Revana sempat merasa tegang, tapi ia mencoba tetap profesional.
Adrian menatap Revana penuh arti.
“Revana, kamu tau sendiri, hari ini jadwalku padat. Supir Andrew sedang izin, dan Mbak Sari juga sedang pulang kampung. Aku mau kamu yang jemput Andrew di sekolah.”
Revana menatap Adrian dengan wajah ragu.
“Saya, Pak? Tapi… apa tidak ada yang lain? Saya takut Andrew tidak nyaman dengan saya.”
Adrian menggeleng pelan, menyelipkan senyum samar.
“Andrew anak yang pintar, dia cepat dekat dengan orang yang tulus. Aku percaya kamu bisa. Anggap saja ini bukan hanya tugas, tapi kesempatan untuk mengenal anakku lebih dekat.”
Revana terdiam, hatinya terasa berdebar. Ada sesuatu yang aneh dari cara Adrian bicara, tapi ia tidak berani membantah.
Revana menghela napas.
“Baiklah, Pak. Saya akan menjemput Andrew.”
Adrian tersenyum puas. Dalam hatinya, rencana berjalan mulus.
Beberapa saat kemudian.
Revana sudah menunggu di depan gerbang sekolah. Tak lama kemudian, Andrew keluar sambil menggandeng tasnya. Tatapannya sempat bingung ketika melihat Revana.
Segera Revana mendekat dan berjongkok agar sejajar dengan anak itu.
Revana tersenyum hangat.
“Hai Andrew, aku Tante Revana, sekretaris Papi Adrian. Hari ini Tante diminta Papi untuk jemput kamu. Pak Supir dan Mbak Sari sedang ijin pulang kampung.”
Andrew menatap sebentar, lalu tiba-tiba tersenyum lebar.
“Ooh… Tante Revana ya? Kak Alesya pernah cerita tentang Tante. Katanya Tante baik dan cantik sekali.”
Pipi Revana langsung memerah mendengar itu, ia hanya tersenyum canggung.
“Ah… masa sih? Kak Alesya bisa saja.”
Andrew tertawa kecil, lalu menggandeng tangan Revana dengan percaya diri.
“Kalau begitu, ayo kita pulang ke rumah Oma. Aku mau kasih tahu Oma kalau aku dijemput Tante Revana.”
"Kerumah Oma ?" tanya Revana menatap Andrew bingung.
"Iya Tante, sekarang aku dan Kak Alesya tinggal di rumah Oma, karena di sana lebih menyenangkan daripada dirumah Mama." jawab Andrew polos.
Revana mengangguk mengerti, bersamaan dengan itu notif pesan di ponselnya berbunyi.

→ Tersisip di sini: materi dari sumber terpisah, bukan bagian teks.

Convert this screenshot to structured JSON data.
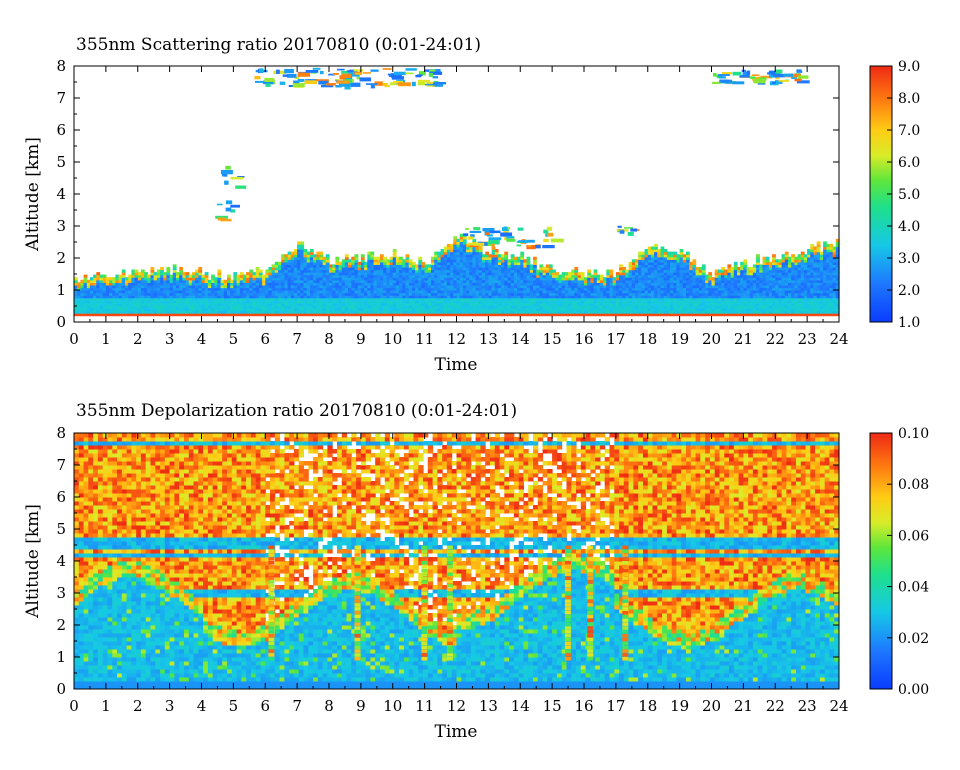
{
  "chart_data": [
    {
      "type": "heatmap",
      "title": "355nm Scattering ratio  20170810 (0:01-24:01)",
      "xlabel": "Time",
      "ylabel": "Altitude [km]",
      "xlim": [
        0,
        24
      ],
      "ylim": [
        0,
        8
      ],
      "xticks": [
        "0",
        "1",
        "2",
        "3",
        "4",
        "5",
        "6",
        "7",
        "8",
        "9",
        "10",
        "11",
        "12",
        "13",
        "14",
        "15",
        "16",
        "17",
        "18",
        "19",
        "20",
        "21",
        "22",
        "23",
        "24"
      ],
      "yticks": [
        "0",
        "1",
        "2",
        "3",
        "4",
        "5",
        "6",
        "7",
        "8"
      ],
      "colorbar": {
        "min": 1.0,
        "max": 9.0,
        "ticks": [
          "1.0",
          "2.0",
          "3.0",
          "4.0",
          "5.0",
          "6.0",
          "7.0",
          "8.0",
          "9.0"
        ]
      },
      "features": {
        "boundary_layer_top_km": [
          1.3,
          1.4,
          1.6,
          1.6,
          1.5,
          1.4,
          1.6,
          2.4,
          1.9,
          2.0,
          2.1,
          1.8,
          2.6,
          2.2,
          2.0,
          1.6,
          1.5,
          1.5,
          2.4,
          2.2,
          1.4,
          1.8,
          2.0,
          2.3,
          2.4
        ],
        "cloud_patches": [
          {
            "t": [
              4.3,
              5.2
            ],
            "alt_km": [
              3.2,
              5.0
            ]
          },
          {
            "t": [
              12.2,
              15.0
            ],
            "alt_km": [
              2.4,
              3.0
            ]
          },
          {
            "t": [
              17.0,
              17.5
            ],
            "alt_km": [
              2.8,
              3.1
            ]
          },
          {
            "t": [
              5.6,
              11.5
            ],
            "alt_km": [
              7.4,
              7.95
            ]
          },
          {
            "t": [
              20.0,
              22.8
            ],
            "alt_km": [
              7.5,
              7.9
            ]
          }
        ]
      }
    },
    {
      "type": "heatmap",
      "title": "355nm Depolarization ratio  20170810 (0:01-24:01)",
      "xlabel": "Time",
      "ylabel": "Altitude [km]",
      "xlim": [
        0,
        24
      ],
      "ylim": [
        0,
        8
      ],
      "xticks": [
        "0",
        "1",
        "2",
        "3",
        "4",
        "5",
        "6",
        "7",
        "8",
        "9",
        "10",
        "11",
        "12",
        "13",
        "14",
        "15",
        "16",
        "17",
        "18",
        "19",
        "20",
        "21",
        "22",
        "23",
        "24"
      ],
      "yticks": [
        "0",
        "1",
        "2",
        "3",
        "4",
        "5",
        "6",
        "7",
        "8"
      ],
      "colorbar": {
        "min": 0.0,
        "max": 0.1,
        "ticks": [
          "0.00",
          "0.02",
          "0.04",
          "0.06",
          "0.08",
          "0.10"
        ]
      }
    }
  ]
}
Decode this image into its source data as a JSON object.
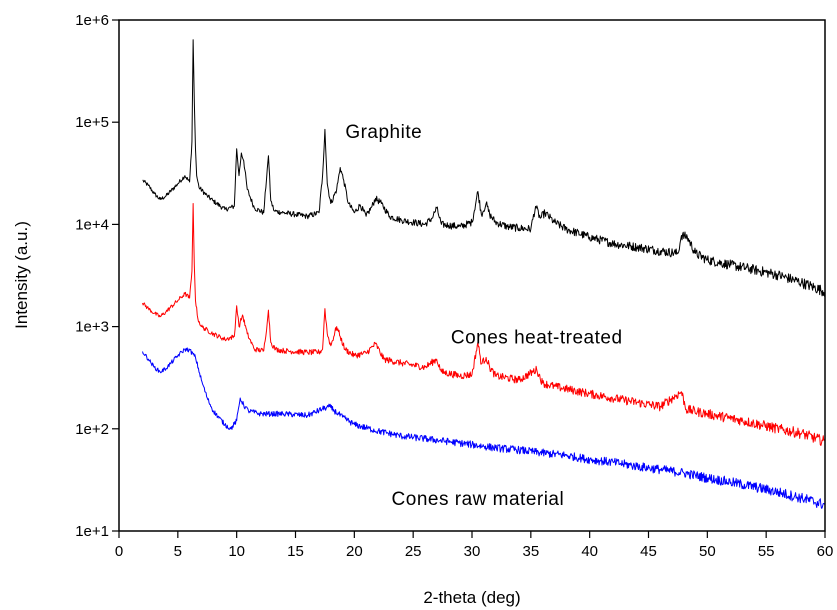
{
  "chart_data": {
    "type": "line",
    "title": "",
    "xlabel": "2-theta (deg)",
    "ylabel": "Intensity (a.u.)",
    "xlim": [
      0,
      60
    ],
    "ylim": [
      10,
      1000000
    ],
    "yscale": "log",
    "grid": false,
    "legend": "none",
    "xticks": [
      0,
      5,
      10,
      15,
      20,
      25,
      30,
      35,
      40,
      45,
      50,
      55,
      60
    ],
    "yticks": [
      {
        "value": 10,
        "label": "1e+1"
      },
      {
        "value": 100,
        "label": "1e+2"
      },
      {
        "value": 1000,
        "label": "1e+3"
      },
      {
        "value": 10000,
        "label": "1e+4"
      },
      {
        "value": 100000,
        "label": "1e+5"
      },
      {
        "value": 1000000,
        "label": "1e+6"
      }
    ],
    "annotations": [
      {
        "text": "Graphite",
        "x": 22.5,
        "y": 70000
      },
      {
        "text": "Cones heat-treated",
        "x": 35.5,
        "y": 680
      },
      {
        "text": "Cones raw material",
        "x": 30.5,
        "y": 18
      }
    ],
    "series": [
      {
        "color": "#000000",
        "x": [
          2,
          2.5,
          3,
          3.5,
          4,
          5,
          5.6,
          6.0,
          6.2,
          6.3,
          6.4,
          6.5,
          6.6,
          6.8,
          7.5,
          8,
          9,
          9.8,
          10.0,
          10.2,
          10.4,
          10.6,
          10.9,
          11.5,
          12.3,
          12.6,
          12.7,
          12.9,
          13.2,
          14,
          15,
          16,
          17,
          17.3,
          17.5,
          17.7,
          18,
          18.5,
          18.8,
          19.1,
          19.5,
          20,
          20.5,
          21,
          21.5,
          21.8,
          22.3,
          23,
          24,
          25,
          26,
          26.6,
          27,
          27.4,
          28,
          29,
          30,
          30.5,
          30.8,
          31.2,
          31.5,
          32,
          33,
          34,
          35,
          35.4,
          35.8,
          36.2,
          37,
          38,
          40,
          42,
          44,
          46,
          47.5,
          47.8,
          48.3,
          49,
          50,
          52,
          54,
          56,
          58,
          60
        ],
        "values": [
          27000,
          24000,
          20000,
          17500,
          19000,
          25000,
          30000,
          26000,
          65000,
          640000,
          160000,
          55000,
          30000,
          23000,
          19000,
          17000,
          14000,
          15000,
          55000,
          30000,
          50000,
          42000,
          22000,
          14500,
          13000,
          35000,
          47000,
          17000,
          13500,
          13000,
          12500,
          12000,
          13000,
          30000,
          85000,
          25000,
          16000,
          22000,
          36000,
          27000,
          16000,
          13000,
          15500,
          12000,
          15000,
          18000,
          16000,
          12000,
          11000,
          10500,
          10000,
          11500,
          14500,
          10000,
          9800,
          9500,
          10500,
          21000,
          12500,
          16000,
          12500,
          10500,
          9500,
          9200,
          9000,
          15000,
          11500,
          13000,
          10500,
          9000,
          7500,
          6500,
          6000,
          5500,
          5200,
          7800,
          7500,
          5200,
          4500,
          4000,
          3600,
          3200,
          2700,
          2200
        ]
      },
      {
        "color": "#ff0000",
        "x": [
          2,
          2.5,
          3,
          3.5,
          4,
          5,
          5.6,
          6.0,
          6.2,
          6.3,
          6.4,
          6.5,
          6.7,
          7,
          8,
          9,
          9.8,
          10.0,
          10.2,
          10.5,
          10.9,
          11.5,
          12.3,
          12.6,
          12.7,
          12.9,
          13.3,
          14,
          16,
          17,
          17.3,
          17.5,
          17.7,
          18,
          18.5,
          18.8,
          19.2,
          20,
          21,
          21.8,
          22.5,
          24,
          26,
          27,
          27.4,
          29,
          30,
          30.5,
          30.8,
          31.2,
          31.5,
          32,
          34,
          35.5,
          36,
          37,
          40,
          43,
          46,
          47.8,
          48.2,
          50,
          53,
          56,
          58,
          60
        ],
        "values": [
          1700,
          1500,
          1350,
          1250,
          1400,
          1800,
          2100,
          1900,
          3500,
          16000,
          4000,
          1800,
          1200,
          1000,
          850,
          750,
          800,
          1600,
          1000,
          1300,
          850,
          600,
          580,
          1100,
          1450,
          700,
          600,
          580,
          560,
          560,
          600,
          1500,
          850,
          650,
          1000,
          800,
          600,
          520,
          550,
          680,
          480,
          440,
          400,
          480,
          360,
          330,
          340,
          700,
          430,
          500,
          400,
          330,
          300,
          380,
          280,
          260,
          220,
          190,
          165,
          230,
          155,
          140,
          120,
          100,
          90,
          75
        ]
      },
      {
        "color": "#0000ff",
        "x": [
          2,
          2.5,
          3,
          3.5,
          4,
          5,
          5.6,
          6.0,
          6.5,
          7,
          7.5,
          8,
          9,
          9.5,
          10,
          10.3,
          10.6,
          11,
          12,
          13,
          14,
          16,
          17.5,
          17.9,
          18.3,
          19,
          20,
          22,
          24,
          26,
          28,
          30,
          32,
          34,
          36,
          38,
          40,
          42,
          44,
          46,
          48,
          50,
          52,
          54,
          56,
          58,
          60
        ],
        "values": [
          570,
          480,
          400,
          360,
          390,
          520,
          600,
          590,
          500,
          300,
          200,
          150,
          110,
          100,
          120,
          200,
          170,
          150,
          140,
          140,
          140,
          135,
          160,
          165,
          150,
          130,
          110,
          95,
          85,
          80,
          75,
          70,
          65,
          62,
          58,
          55,
          50,
          47,
          43,
          40,
          37,
          33,
          30,
          27,
          24,
          21,
          18
        ]
      }
    ]
  }
}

Adrian mengirimkan share lokasi alamat rumah orangtuanya.
Hati Revana berdegub kencang, ia belum siap bertemu dengan kedua orangtua Adrian, tapi dia juga tak bisa menghindar. Senyuman Andrew yang duduk di sampingnya seolah memaksanya untuk terus melakukan tugas yang Adrian perintahkan.